Nevertheless, as a vegan, I get asked the most infamous question more often than I'd like; "You don't eat meat?! Well then where do you get your protein?!"

That is why I am writing this post...The average adult human body needs only .8-1 gram of protein per KILOGRAM of body weight...that's kg not pound...which comes out to roughly 50-70 grams per day for the average healthy adult.
     Disclaimer:  Certain life stages or diseases do need more or less protein, but I am just speaking for      the general population here.  I am also not prescribing how much one should consume, just stating      the facts.

Now, to put that into perspective, here's a little chart for you: (The information below was found at the USDA's nutrient database and the)

FoodGrams Protein per 100g of Food
Bacon bits, meatless32
Bacon 12.5
Black beans8
Ground beef, 70/3024
Broccoli, raw3
Buckwheat13
Collard greens, raw3
Yellow Corn9.4
Edamame11

Just think about how much broccoli or black beans you would get for 100g, and how little beef or other meat!!!
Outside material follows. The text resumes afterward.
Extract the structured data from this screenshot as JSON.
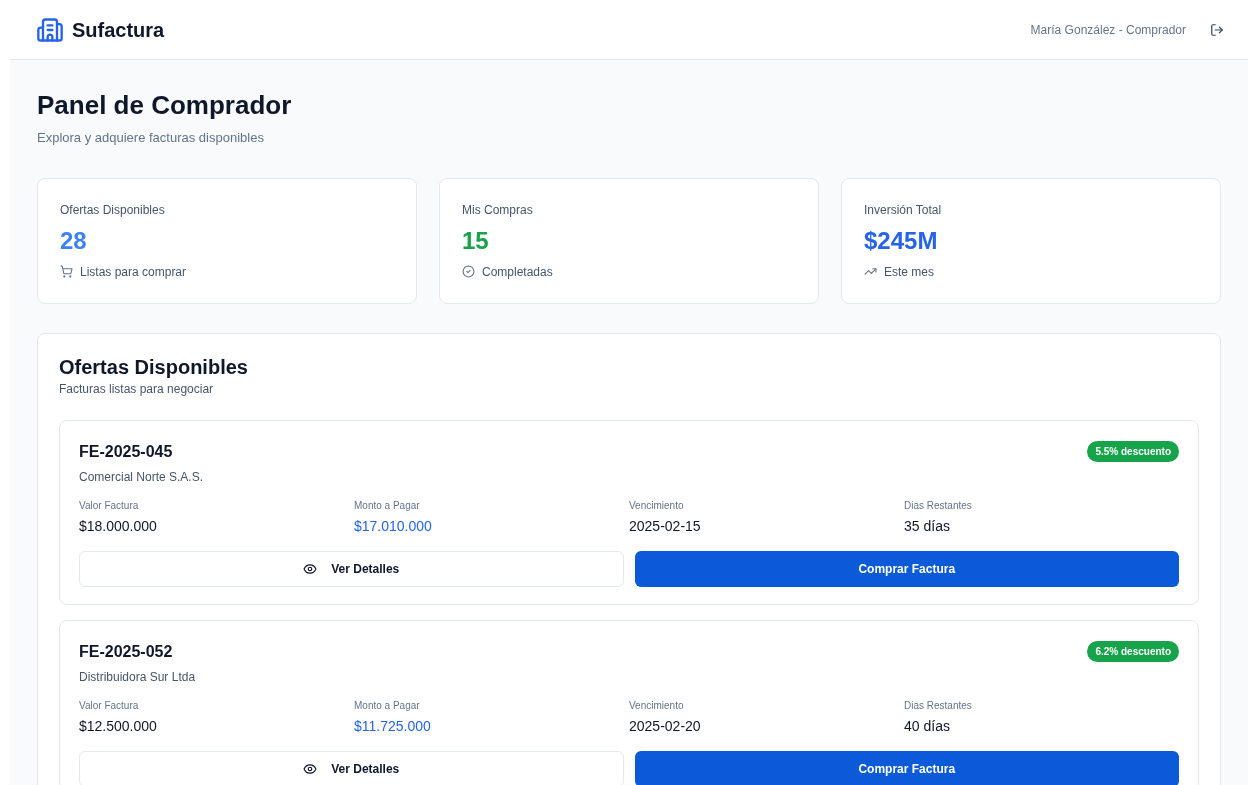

As you can see, animal flesh is a very dense source of protein (and saturated fat and cholesterol) and 3 ounce portions are the recommendation.  Yes, you read that right...3 ounces...that's about the size of a standard deck of cards or the palm of your hand.  From my experience, most Americans consume 3-4 times that at each meal!

Wouldn't you rather get to fill your plate/bowl to the rim with plants?!  Well, I certainly would.

Now for the good stuff, and probably what you came here for in the first place:












High Protein Vegan Salad:
You will need:
  • 2 cups of cooked beans (if you are using canned, be sure to rinse)
  • 1 small zucchini, diced 
  • 1 green onion, chopped
  • 1 carrot, shredded and roughly shopped
  • 1 roma tomato, diced
  • 1 garlic clove (optional)
  • 1/2 of a fresh jalapeno (optional)
  • herbs and spices to taste
Simply mix all the ingredients in a bowl and serve over a bed of fresh greens (spring mix and kale are my favorites).

Nutrition Facts:
You can enjoy this entire recipe with no guilt!  Check it out, the whole recipe is 520 calories, 34 g protein, 31 g fiber (that's the recommended day's worth), and only 3 g fat!!

High Protein Vegan Salad
Nutrition Facts
Serving Size: 1 full recipe (620g)
Amount Per Serving
% Daily Value*
Calories
517
26%
Total Fat
2g
4%
Saturated Fat
0g
2%
Trans Fat
Cholesterol
0%
Sodium
65mg
3%
Total Carbohydrate
95g
32%
Dietary Fiber
30g
122%
Sugars
9g
Protein
34g
68%
Vitamin A
251%
Vitamin C
82%
Calcium
16%
Iron
64%
* Percent Daily Values are based on a 2,000 calorie diet. Your daily values may be higher or lower depending on your calories needs.

Let me know how it goes if you try this recipe!